Comment les rôles du manager et des RH évoluent-ils dans ce nouveau type d’entreprise ?

On assiste à l’émergence d’un nouveau type de manager qui doit être reconnu plus pour son leadership et son expertise que pour sa position hiérarchique. La notion d’autorité rebute les membres de la génération Y. Le « Y » au travail croit plus en lui ou en son manager qu’en un principe nommé « hiérarchie ». Les ressources humaines et les managers devront s’adapter car leur enjeu majeur est de réussir la transformation digitale en intégrant ces nouvelles générations. Une des voies possibles pour relever ce challenge est de recourir à plus de « mad skills ». Il y a ici un paradoxe : il s’agit de rechercher des collaborateurs à la fois déviants et singuliers, donc en dehors de la norme. Leur personnalité leur permet de produire des idées disruptives, de pratiquer l’intelligence connective, de cultiver des postures ou de proposer des choses atypiques, ils pensent différemment. Ils ont des parcours non conformistes car ils ont pu avoir des activités éloignées de leur business et ils savent hybrider plusieurs talents éclectiques. Enfin, le rôle des ressources humaines et du management est de propager une culture du collectif, du partage, de l’échange, du plaisir au travail (passer du savoir-faire à l’aimer faire), du respect de chacun et de sa place au travail, une culture de la transparence, de la fluidité de l’information et des rapports humains. En plus de recruter des gens positifs, les ressources humaines doivent aussi recommander et encourager une attitude positive (Positive Thinking). Car la pensée positive a du bon. Elle nous permet d’exprimer de la gratitude envers les autres et envers soi-même, elle nous encourage à voir les choses du bon côté et cela nous permet d’avancer, même dans les moments difficiles.

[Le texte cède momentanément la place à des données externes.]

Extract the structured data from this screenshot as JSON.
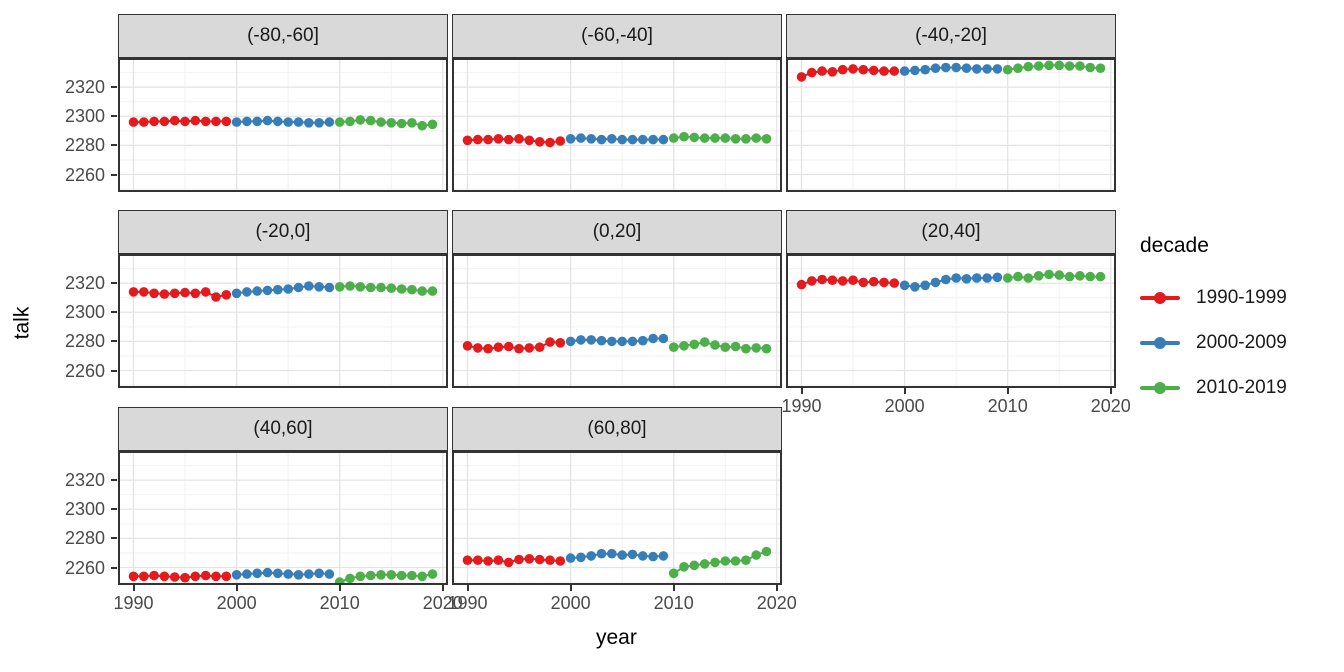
{
  "figure": {
    "ylabel": "talk",
    "xlabel": "year",
    "legend": {
      "title": "decade",
      "entries": [
        {
          "label": "1990-1999",
          "color": "#E41A1C"
        },
        {
          "label": "2000-2009",
          "color": "#377EB8"
        },
        {
          "label": "2010-2019",
          "color": "#4DAF4A"
        }
      ]
    }
  },
  "chart_data": {
    "type": "scatter",
    "title": "",
    "xlabel": "year",
    "ylabel": "talk",
    "legend_title": "decade",
    "legend_position": "right",
    "grid": true,
    "xlim": [
      1988.5,
      2020.5
    ],
    "ylim": [
      2248,
      2340
    ],
    "x_ticks": [
      1990,
      2000,
      2010,
      2020
    ],
    "y_ticks": [
      2320,
      2300,
      2280,
      2260
    ],
    "x_minor_ticks": [
      1995,
      2005,
      2015
    ],
    "y_minor_ticks": [
      2250,
      2270,
      2290,
      2310,
      2330
    ],
    "series_colors": {
      "1990-1999": "#E41A1C",
      "2000-2009": "#377EB8",
      "2010-2019": "#4DAF4A"
    },
    "years_by_decade": {
      "1990-1999": [
        1990,
        1991,
        1992,
        1993,
        1994,
        1995,
        1996,
        1997,
        1998,
        1999
      ],
      "2000-2009": [
        2000,
        2001,
        2002,
        2003,
        2004,
        2005,
        2006,
        2007,
        2008,
        2009
      ],
      "2010-2019": [
        2010,
        2011,
        2012,
        2013,
        2014,
        2015,
        2016,
        2017,
        2018,
        2019
      ]
    },
    "facets": [
      {
        "label": "(-80,-60]",
        "series": [
          {
            "name": "1990-1999",
            "y": [
              2296,
              2296,
              2296.5,
              2296.5,
              2297,
              2296.5,
              2297,
              2296.5,
              2296.5,
              2296.5
            ]
          },
          {
            "name": "2000-2009",
            "y": [
              2296,
              2296.5,
              2296.5,
              2297,
              2296.5,
              2296,
              2296,
              2295.5,
              2295.5,
              2296
            ]
          },
          {
            "name": "2010-2019",
            "y": [
              2296,
              2296.5,
              2297.5,
              2297,
              2296,
              2295.5,
              2295,
              2295.5,
              2293.5,
              2294.5
            ]
          }
        ]
      },
      {
        "label": "(-60,-40]",
        "series": [
          {
            "name": "1990-1999",
            "y": [
              2283.5,
              2284,
              2284,
              2284.5,
              2284,
              2284.5,
              2283.5,
              2282.5,
              2282,
              2283
            ]
          },
          {
            "name": "2000-2009",
            "y": [
              2284.5,
              2285,
              2284.5,
              2284,
              2284.5,
              2284,
              2284,
              2284,
              2284,
              2284
            ]
          },
          {
            "name": "2010-2019",
            "y": [
              2285,
              2286,
              2285.5,
              2285,
              2285,
              2285,
              2284.5,
              2284.5,
              2285,
              2284.5
            ]
          }
        ]
      },
      {
        "label": "(-40,-20]",
        "series": [
          {
            "name": "1990-1999",
            "y": [
              2327,
              2330,
              2331,
              2330.5,
              2332,
              2332.5,
              2332,
              2331.5,
              2331,
              2331
            ]
          },
          {
            "name": "2000-2009",
            "y": [
              2331,
              2331.5,
              2332,
              2333,
              2333.5,
              2333.5,
              2333,
              2332.5,
              2332.5,
              2332.5
            ]
          },
          {
            "name": "2010-2019",
            "y": [
              2332,
              2333,
              2334,
              2334.5,
              2335,
              2335,
              2334.5,
              2334.5,
              2333.5,
              2333
            ]
          }
        ]
      },
      {
        "label": "(-20,0]",
        "series": [
          {
            "name": "1990-1999",
            "y": [
              2314,
              2314,
              2313,
              2312.5,
              2313,
              2313.5,
              2313,
              2314,
              2310.5,
              2312
            ]
          },
          {
            "name": "2000-2009",
            "y": [
              2313,
              2314,
              2314.5,
              2315,
              2315.5,
              2316,
              2317,
              2318,
              2317.5,
              2317
            ]
          },
          {
            "name": "2010-2019",
            "y": [
              2317.5,
              2318,
              2317.5,
              2317,
              2317,
              2316.5,
              2316,
              2315.5,
              2314.5,
              2314.5
            ]
          }
        ]
      },
      {
        "label": "(0,20]",
        "series": [
          {
            "name": "1990-1999",
            "y": [
              2277,
              2275.5,
              2275,
              2276,
              2276.5,
              2275,
              2275.5,
              2276,
              2279.5,
              2279
            ]
          },
          {
            "name": "2000-2009",
            "y": [
              2280,
              2281,
              2281,
              2280.5,
              2280,
              2280,
              2280,
              2280.5,
              2282,
              2282
            ]
          },
          {
            "name": "2010-2019",
            "y": [
              2276,
              2277,
              2278,
              2279.5,
              2277.5,
              2276,
              2276.5,
              2275,
              2275.5,
              2275
            ]
          }
        ]
      },
      {
        "label": "(20,40]",
        "series": [
          {
            "name": "1990-1999",
            "y": [
              2319,
              2321.5,
              2322.5,
              2322,
              2321.5,
              2322,
              2320.5,
              2321,
              2320.5,
              2320
            ]
          },
          {
            "name": "2000-2009",
            "y": [
              2318.5,
              2317.5,
              2318.5,
              2320.5,
              2322.5,
              2323.5,
              2323,
              2323.5,
              2323.5,
              2324
            ]
          },
          {
            "name": "2010-2019",
            "y": [
              2323.5,
              2324.5,
              2323.5,
              2325,
              2326,
              2325.5,
              2324.5,
              2325,
              2324.5,
              2324.5
            ]
          }
        ]
      },
      {
        "label": "(40,60]",
        "series": [
          {
            "name": "1990-1999",
            "y": [
              2254,
              2254,
              2254.5,
              2254,
              2253.5,
              2253,
              2254,
              2254.5,
              2254,
              2254
            ]
          },
          {
            "name": "2000-2009",
            "y": [
              2255,
              2255.5,
              2256,
              2256.5,
              2256,
              2255.5,
              2255,
              2255.5,
              2256,
              2255.5
            ]
          },
          {
            "name": "2010-2019",
            "y": [
              2250,
              2252.5,
              2254,
              2254.5,
              2255,
              2255,
              2254.5,
              2254.5,
              2254,
              2255.5
            ]
          }
        ]
      },
      {
        "label": "(60,80]",
        "series": [
          {
            "name": "1990-1999",
            "y": [
              2265,
              2265,
              2264.5,
              2265,
              2263.5,
              2265.5,
              2266,
              2265.5,
              2265,
              2264.5
            ]
          },
          {
            "name": "2000-2009",
            "y": [
              2266.5,
              2267,
              2268,
              2269.5,
              2269.5,
              2268.5,
              2269,
              2268,
              2267.5,
              2268
            ]
          },
          {
            "name": "2010-2019",
            "y": [
              2256,
              2260.5,
              2261.5,
              2262.5,
              2263.5,
              2264.5,
              2264.5,
              2265,
              2268.5,
              2271
            ]
          }
        ]
      }
    ]
  },
  "colors": {
    "strip_fill": "#d9d9d9",
    "panel_border": "#333333",
    "grid_major": "#e4e4e4",
    "grid_minor": "#f2f2f2",
    "tick_label": "#4a4a4a"
  }
}
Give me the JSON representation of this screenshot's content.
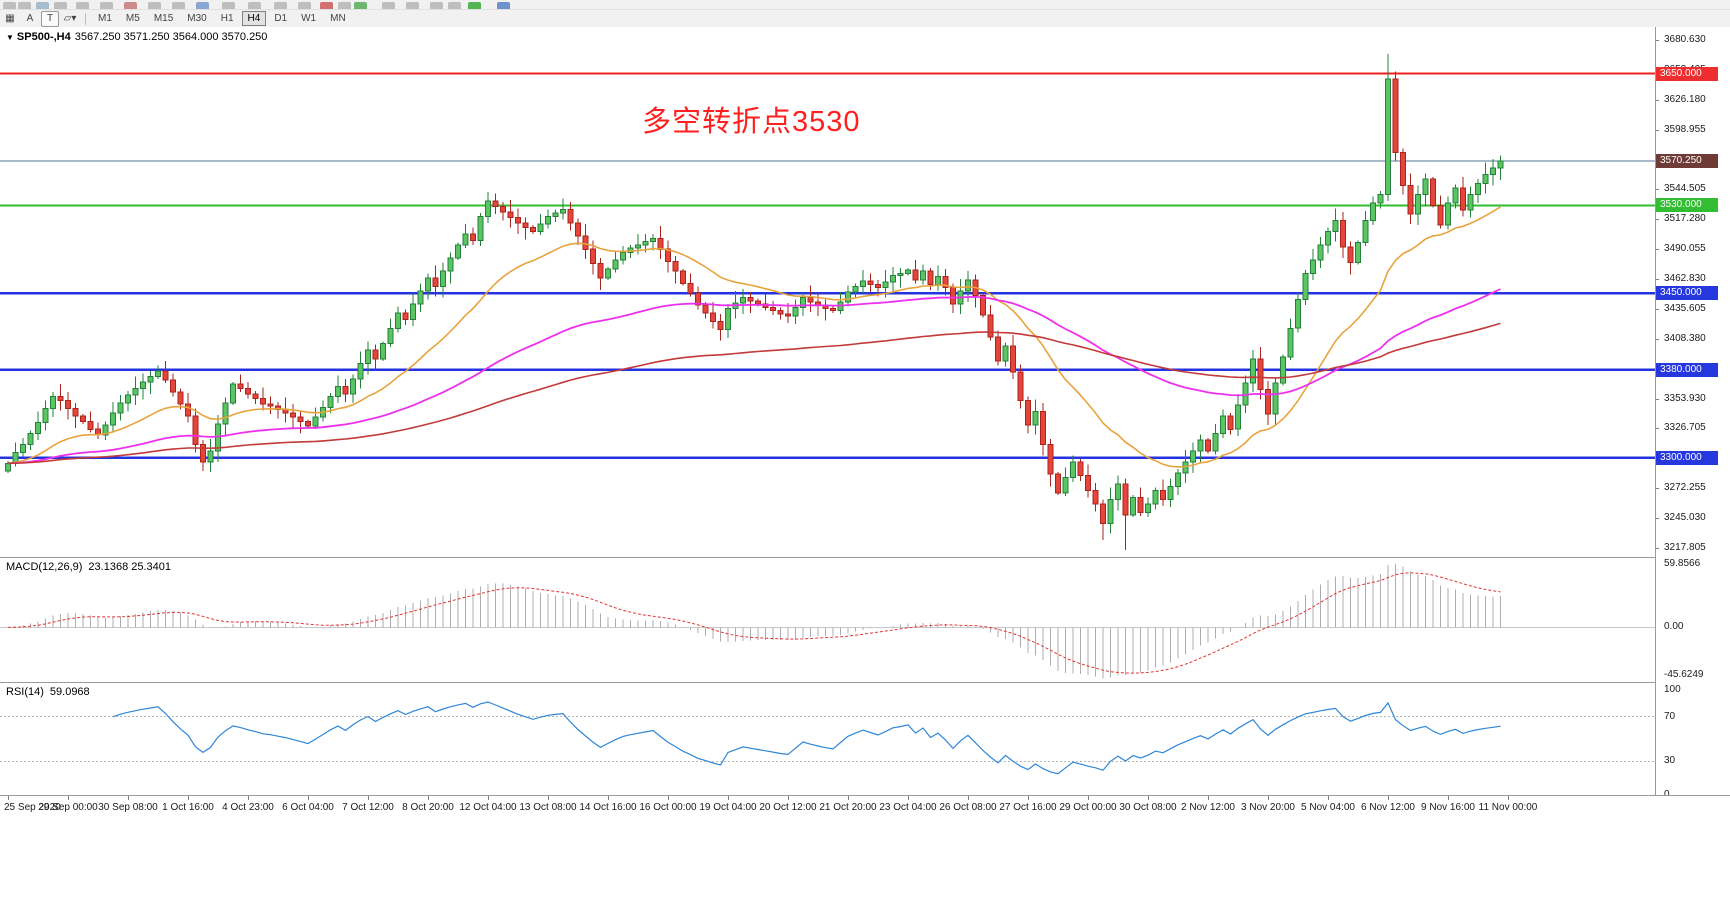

Pourquoi le statut de slasher correspond-il aux attentes des nouvelles générations ?

Celles-ci trouvent dans ce statut qui consiste à exercer plusieurs métiers simultanément plus de liberté qu’un freelance lambda qui n’en exerce qu’un seul. Le slasher revendique une indépendance d’esprit, une envie de se détacher de la lourdeur administrative de l’entreprise, des reportings « idiots » qui contribuent à l’infobésité, de la routine. Ce statut permet de développer des compétences très différentes dans des univers parallèles : on peut être architecte le matin et professeur de yoga l’après-midi. Certains slashers peuvent aussi juger bon d’occuper un poste alimentaire à temps partiel pour payer leurs factures et s’épanouir dans un second métier mais moins rémunérateur et plus précaire.

Parcours

Directeur des opérations et de la R & D au sein du Groupe 42, spécialiste du design thinking, expert des nouvelles technologies et de l’expérience client, Stéphane Biso conduit des ateliers de design sur des projets de transformation stratégique dans différents domaines : CRM (Customer Relationship Management), big data, IA (intelligence artificielle), RPA (Robotic Process Automation).